Duterte era atterrato a Manila con un volo Cathay Pacific proveniente da Hong Kong, dove lo scorso fine settimana aveva partecipato a un comizio elettorale in vista delle elezioni del 12 maggio. Non ha opposto resistenza, anche se è stato sentito dire: “dovranno semplicemente uccidermi”. Ore prima, Duterte aveva dichiarato di essere disposto ad “arrendersi” alla Cpi per presunte violazioni dei diritti umani commesse sotto la sua amministrazione nel contesto delle controverse politiche attuate per combattere l’uso e il traffico di droga. “Se questo è veramente il mio destino in questa vita, bene, lo accetterò. Possono arrestarmi e imprigionarmi”, ha detto. “Qual è il mio peccato? Ho fatto tutto ciò che era in mio potere per promuovere la pace, affinché i filippini possano vivere in pace”. Durante il suo mandato Duterte ha condotto una guerra alla droga durante la quale circa 6.000 persone sono morte in operazioni antidroga ed esecuzioni extragiudiziali, secondo i dati della polizia. Ma ong locali arrivano a denunciare addirittua più di 30.000 vittime. La Cpi avviò la sua indagine sugli omicidi legati alla guerra alla droga il 1° novembre 2011, quando Duterte era ancora sindaco di Davao, e l’ha estesa fino al 16 marzo 2019. Nel 2019, Duterte ha ritirato le Filippine dallo Statuto di Roma, il trattato fondativo della Cpi, apposta nel tentativo di eludere la giurisdizione della corte, secondo i gruppi per i diritti umani. Nel 2021, l’amministrazione Duterte ha pure tentato di sospendere le indagini, sostenendo che la magistratura filippina stava già indagando sui casi.

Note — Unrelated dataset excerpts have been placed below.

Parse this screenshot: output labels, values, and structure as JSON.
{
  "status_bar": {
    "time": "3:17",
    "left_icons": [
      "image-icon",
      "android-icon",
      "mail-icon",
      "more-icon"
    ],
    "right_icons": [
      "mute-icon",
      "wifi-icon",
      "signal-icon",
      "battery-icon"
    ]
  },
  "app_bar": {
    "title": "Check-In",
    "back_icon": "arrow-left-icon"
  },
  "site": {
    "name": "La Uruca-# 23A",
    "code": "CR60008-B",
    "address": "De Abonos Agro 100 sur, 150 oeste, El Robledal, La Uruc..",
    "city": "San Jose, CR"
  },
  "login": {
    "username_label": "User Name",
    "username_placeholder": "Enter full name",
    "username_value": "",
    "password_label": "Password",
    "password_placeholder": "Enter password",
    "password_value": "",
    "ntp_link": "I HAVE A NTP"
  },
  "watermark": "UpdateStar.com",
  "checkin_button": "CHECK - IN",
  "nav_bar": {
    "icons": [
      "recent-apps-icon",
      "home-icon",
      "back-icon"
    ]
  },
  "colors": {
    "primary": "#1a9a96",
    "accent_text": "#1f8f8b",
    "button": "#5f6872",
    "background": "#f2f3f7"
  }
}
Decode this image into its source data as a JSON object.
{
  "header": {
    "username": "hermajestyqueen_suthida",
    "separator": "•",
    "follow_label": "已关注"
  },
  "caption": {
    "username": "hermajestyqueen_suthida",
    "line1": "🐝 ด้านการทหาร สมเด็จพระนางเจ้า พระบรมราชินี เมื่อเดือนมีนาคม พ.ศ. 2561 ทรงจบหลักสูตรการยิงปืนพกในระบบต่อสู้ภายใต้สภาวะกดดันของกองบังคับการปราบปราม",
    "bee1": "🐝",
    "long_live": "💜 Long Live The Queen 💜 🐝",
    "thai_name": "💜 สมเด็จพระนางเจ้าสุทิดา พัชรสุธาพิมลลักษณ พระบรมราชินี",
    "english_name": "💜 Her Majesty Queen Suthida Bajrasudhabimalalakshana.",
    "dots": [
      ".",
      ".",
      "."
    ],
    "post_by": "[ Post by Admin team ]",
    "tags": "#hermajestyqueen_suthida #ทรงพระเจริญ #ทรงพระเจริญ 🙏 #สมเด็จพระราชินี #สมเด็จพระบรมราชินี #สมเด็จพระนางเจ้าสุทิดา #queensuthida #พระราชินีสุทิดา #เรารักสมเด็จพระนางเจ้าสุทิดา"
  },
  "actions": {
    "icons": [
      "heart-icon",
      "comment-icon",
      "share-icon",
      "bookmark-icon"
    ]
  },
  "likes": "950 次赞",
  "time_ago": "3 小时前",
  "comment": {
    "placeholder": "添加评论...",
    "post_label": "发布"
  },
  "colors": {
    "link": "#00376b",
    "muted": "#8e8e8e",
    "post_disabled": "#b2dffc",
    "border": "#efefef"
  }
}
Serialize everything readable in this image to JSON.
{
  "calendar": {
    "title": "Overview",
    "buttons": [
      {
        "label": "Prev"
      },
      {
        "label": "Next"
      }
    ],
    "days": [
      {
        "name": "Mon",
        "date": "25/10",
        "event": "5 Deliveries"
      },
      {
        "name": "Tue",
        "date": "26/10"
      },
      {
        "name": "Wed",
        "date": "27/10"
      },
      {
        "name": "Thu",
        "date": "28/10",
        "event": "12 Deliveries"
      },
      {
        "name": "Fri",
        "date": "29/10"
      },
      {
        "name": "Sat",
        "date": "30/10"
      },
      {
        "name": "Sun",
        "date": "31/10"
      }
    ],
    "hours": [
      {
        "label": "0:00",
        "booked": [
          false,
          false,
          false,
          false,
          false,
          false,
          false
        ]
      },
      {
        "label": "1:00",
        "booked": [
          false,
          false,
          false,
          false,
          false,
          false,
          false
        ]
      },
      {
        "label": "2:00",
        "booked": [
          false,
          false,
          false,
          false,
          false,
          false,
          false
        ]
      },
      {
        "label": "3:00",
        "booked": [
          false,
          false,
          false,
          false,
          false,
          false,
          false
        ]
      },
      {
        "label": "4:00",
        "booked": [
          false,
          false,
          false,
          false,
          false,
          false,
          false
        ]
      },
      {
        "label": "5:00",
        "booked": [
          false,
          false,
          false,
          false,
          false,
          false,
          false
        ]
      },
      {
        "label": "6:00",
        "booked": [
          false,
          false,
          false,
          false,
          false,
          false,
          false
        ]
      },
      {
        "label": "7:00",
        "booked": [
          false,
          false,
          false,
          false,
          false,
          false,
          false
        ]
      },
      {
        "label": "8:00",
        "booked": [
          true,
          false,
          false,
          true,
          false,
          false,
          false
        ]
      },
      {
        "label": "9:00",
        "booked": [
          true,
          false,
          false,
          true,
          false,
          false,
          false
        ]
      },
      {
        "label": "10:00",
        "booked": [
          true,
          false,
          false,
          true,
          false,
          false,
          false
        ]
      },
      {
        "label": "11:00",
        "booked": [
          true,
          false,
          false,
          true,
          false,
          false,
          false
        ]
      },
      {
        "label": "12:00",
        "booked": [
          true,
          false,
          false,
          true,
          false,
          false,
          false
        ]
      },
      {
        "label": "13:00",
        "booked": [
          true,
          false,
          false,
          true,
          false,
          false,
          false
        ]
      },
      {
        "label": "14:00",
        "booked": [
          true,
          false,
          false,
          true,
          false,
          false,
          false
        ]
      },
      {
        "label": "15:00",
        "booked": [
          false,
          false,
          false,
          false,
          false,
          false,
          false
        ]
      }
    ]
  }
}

Tuttavia, nel 2023, i giudici d’appello della Cpi hanno autorizzato la ripresa del processo. In teoria, Marcos ha detto che il suo governo non collaborerà alle indagini della Cpi di sua iniziativa. Ma il sottosegretario dell’Ufficio delle comunicazioni presidenziali Claire Castro ha aggiunto che se sara invece l’Interpol a richiedere la cooperazione del governo questo sarà obbligato a ottemperare, ed è quello che è successo. Duterte continua a essere una figura politica influente nelle Filippine, e si era candidato a sindaco di Davao alle elezioni comunali di maggio. Ma è anche molto odiato, e il suo arresto ha suscitato anche molti consensi. Il deputato Perci Cendaña ha invitato Duterte ad “assumersi la responsabilità delle migliaia di morti causate dalla sanguinosa e moralmente corrotta guerra alla droga”. La lista della ex senatrice Leila de Lima ha affermato che l’arresto di Duterte “rappresenta un passo atteso da tempo verso la giustizia”, dopo che le vittime della guerra alla droga e le loro famiglie hanno atteso “per anni” che fosse chiamato a rispondere delle proprie azioni. Adesso potrebbe essere estradato all’Aja per esservi processato.
Duterte è un personaggio difficile da etichettare ideologicamente. All’;inizio del suo percorso politico suo ispiratore fu José Maria Sison, fondatore del Partito Comunista delle Filippine. Poi ha dichiarato di essere socialista e non comunista, e dopo eletto si è dichiarato “presidente di sinistra”, mentre trattava con la guerriglia comunista. L’accordo non è stato raggiunto, e ha allora cominciato a fare esternazioni di estrema destra. Come ricordato, però, già da sindaco di Davao il suo principale programma era l’uso di mezzi estremi per la lotta non solo alla delinquenza, ma anche alla marginalità in genere. Ancora in quella carica locale avrebbe causato almeno un migliaio di vittime, tra cui anche ragazzi di strada. Alle critiche ha risposto con un discorso populista e aggressivo contro le élite, la Chiesa cattolica e le potenze occidentali.